El jovencito creció, y llegado a la adolescencia, fue el más hermoso de todos los mortales. Además, era un valiente
cazador, ágil y fuerte.

Inesperado drama. Afrodita se afanaba sin cesar por él durante los meses que el niño pasaba junto a ella en la isla de
Chipre, y no se cansaba de recomendarle que fuese prudente. Pero Adonis no la escuchaba; tanto más cuanto que
como vivía la mitad del año en los reinos subterráneos, tenía la piel muy blanca, y sus compañeros lo llamaban
mujercita. Para probar, que no era cierto, volvíase cada vez más temerario.
Un día iba de caza como de costumbre por los bosques de Chipre cuando un terrible jabalí salió inesperadamente de la
maleza y se arrojó contra él derribándolo. Adonis se defendió valerosamente con su cuchillo de cazador, pero con la
fiera encima no podía moverse libremente, y así no logró evitar un colmillazo que lo dejó sin vida.
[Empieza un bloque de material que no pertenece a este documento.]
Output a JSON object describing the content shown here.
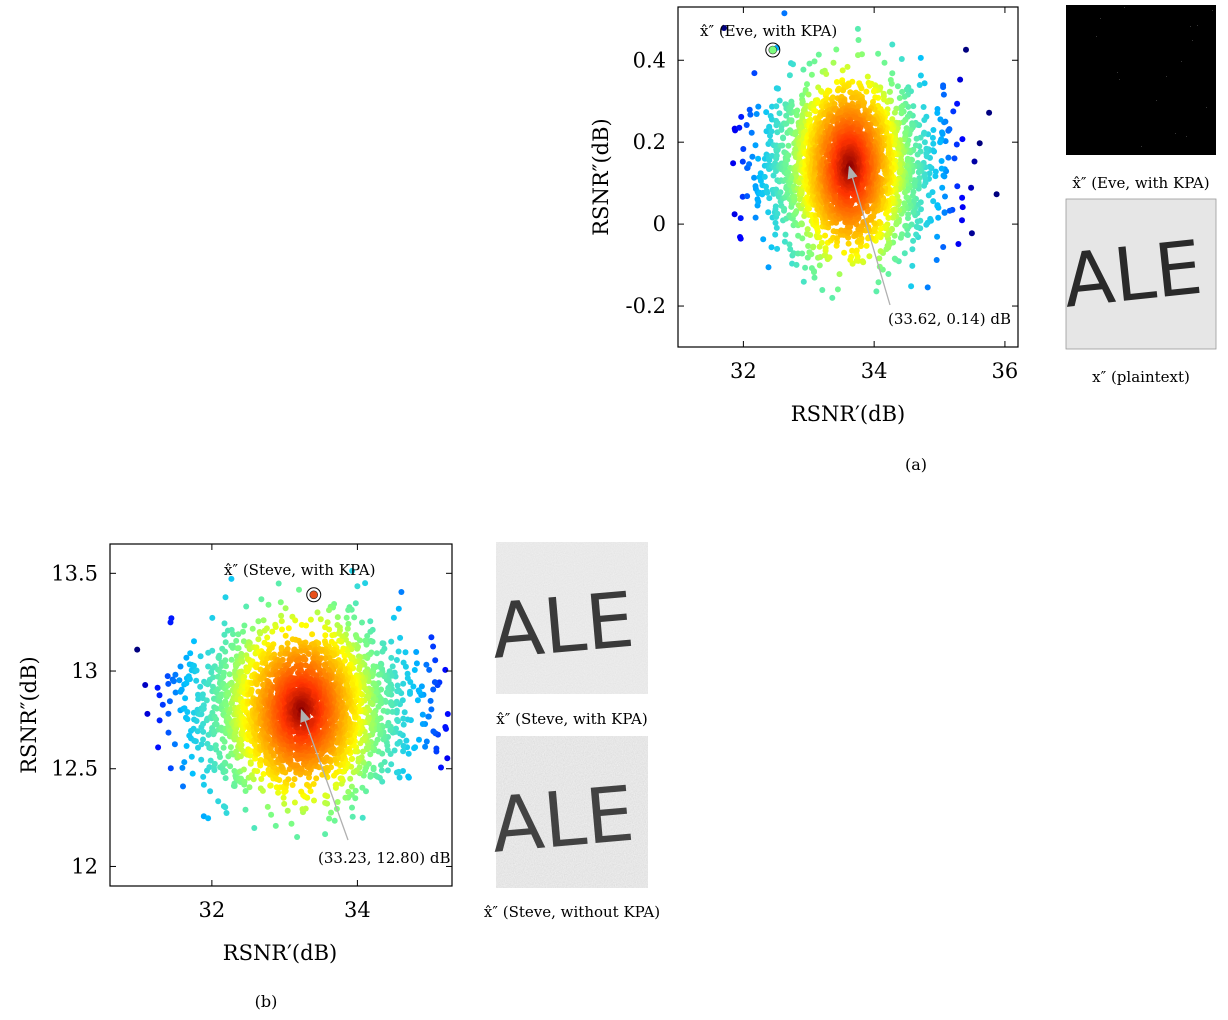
{
  "chart_data": [
    {
      "id": "a",
      "type": "scatter",
      "caption": "(a)",
      "xlabel": "RSNR′(dB)",
      "ylabel": "RSNR″(dB)",
      "xlim": [
        31.0,
        36.2
      ],
      "ylim": [
        -0.3,
        0.53
      ],
      "xticks": [
        32,
        34,
        36
      ],
      "xtick_labels": [
        "32",
        "34",
        "36"
      ],
      "yticks": [
        -0.2,
        0,
        0.2,
        0.4
      ],
      "ytick_labels": [
        "-0.2",
        "0",
        "0.2",
        "0.4"
      ],
      "grid": false,
      "colormap": "jet (density)",
      "center": {
        "x": 33.62,
        "y": 0.14
      },
      "spread": {
        "x": 0.62,
        "y": 0.1
      },
      "n_points": 2500,
      "seed": 11,
      "annotation": {
        "text": "(33.62, 0.14) dB",
        "x": 33.62,
        "y": 0.14
      },
      "highlight": {
        "label": "x̂″ (Eve, with KPA)",
        "x": 32.45,
        "y": 0.425,
        "color": "#7CFC7C"
      },
      "side_panels": [
        {
          "caption": "x̂″ (Eve, with KPA)",
          "kind": "noise"
        },
        {
          "caption": "x″ (plaintext)",
          "kind": "text",
          "text": "ALE"
        }
      ]
    },
    {
      "id": "b",
      "type": "scatter",
      "caption": "(b)",
      "xlabel": "RSNR′(dB)",
      "ylabel": "RSNR″(dB)",
      "xlim": [
        30.6,
        35.3
      ],
      "ylim": [
        11.9,
        13.65
      ],
      "xticks": [
        32,
        34
      ],
      "xtick_labels": [
        "32",
        "34"
      ],
      "yticks": [
        12,
        12.5,
        13,
        13.5
      ],
      "ytick_labels": [
        "12",
        "12.5",
        "13",
        "13.5"
      ],
      "grid": false,
      "colormap": "jet (density)",
      "center": {
        "x": 33.23,
        "y": 12.8
      },
      "spread": {
        "x": 0.72,
        "y": 0.2
      },
      "n_points": 2500,
      "seed": 23,
      "annotation": {
        "text": "(33.23, 12.80) dB",
        "x": 33.23,
        "y": 12.8
      },
      "highlight": {
        "label": "x̂″ (Steve, with KPA)",
        "x": 33.4,
        "y": 13.39,
        "color": "#E8501A"
      },
      "side_panels": [
        {
          "caption": "x̂″ (Steve, with KPA)",
          "kind": "text",
          "text": "ALE"
        },
        {
          "caption": "x̂″ (Steve, without KPA)",
          "kind": "text",
          "text": "ALE"
        }
      ]
    }
  ]
}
Creación de la anémona. Afrodita acudió demasiado tarde. Adonis estaba muerto, y en vano la diosa se echó llorando
sobre el cuerpo del joven y lo estrechó entre sus blancos brazos. En torno a ellos, las ninfas formaban corro, llorosas y
en silencio, y sobre sus cabezas, los amorcillos de alas de libélula revoloteaban tristemente.
Con la sangre del joven muerto, Afrodita creó una hermosa flor, la anémona, que se abrió purpúrea entre sus dedos;
pero al levantarse, se dio cuenta de que también ella derramaba sangre por una ligera herida que se había hecho al
pincharse en un rosal de rosas blancas mientras corría en socorro de Adonis. Afrodita sacudió aquellas gotitas sobre las
cándidas flores, que al punto, se encendieron: todas las rosas de la isla volviéronse purpúreas en un momento y así
quedaron para siempre en memoria del gentil jovencito a quien la diosa había amado.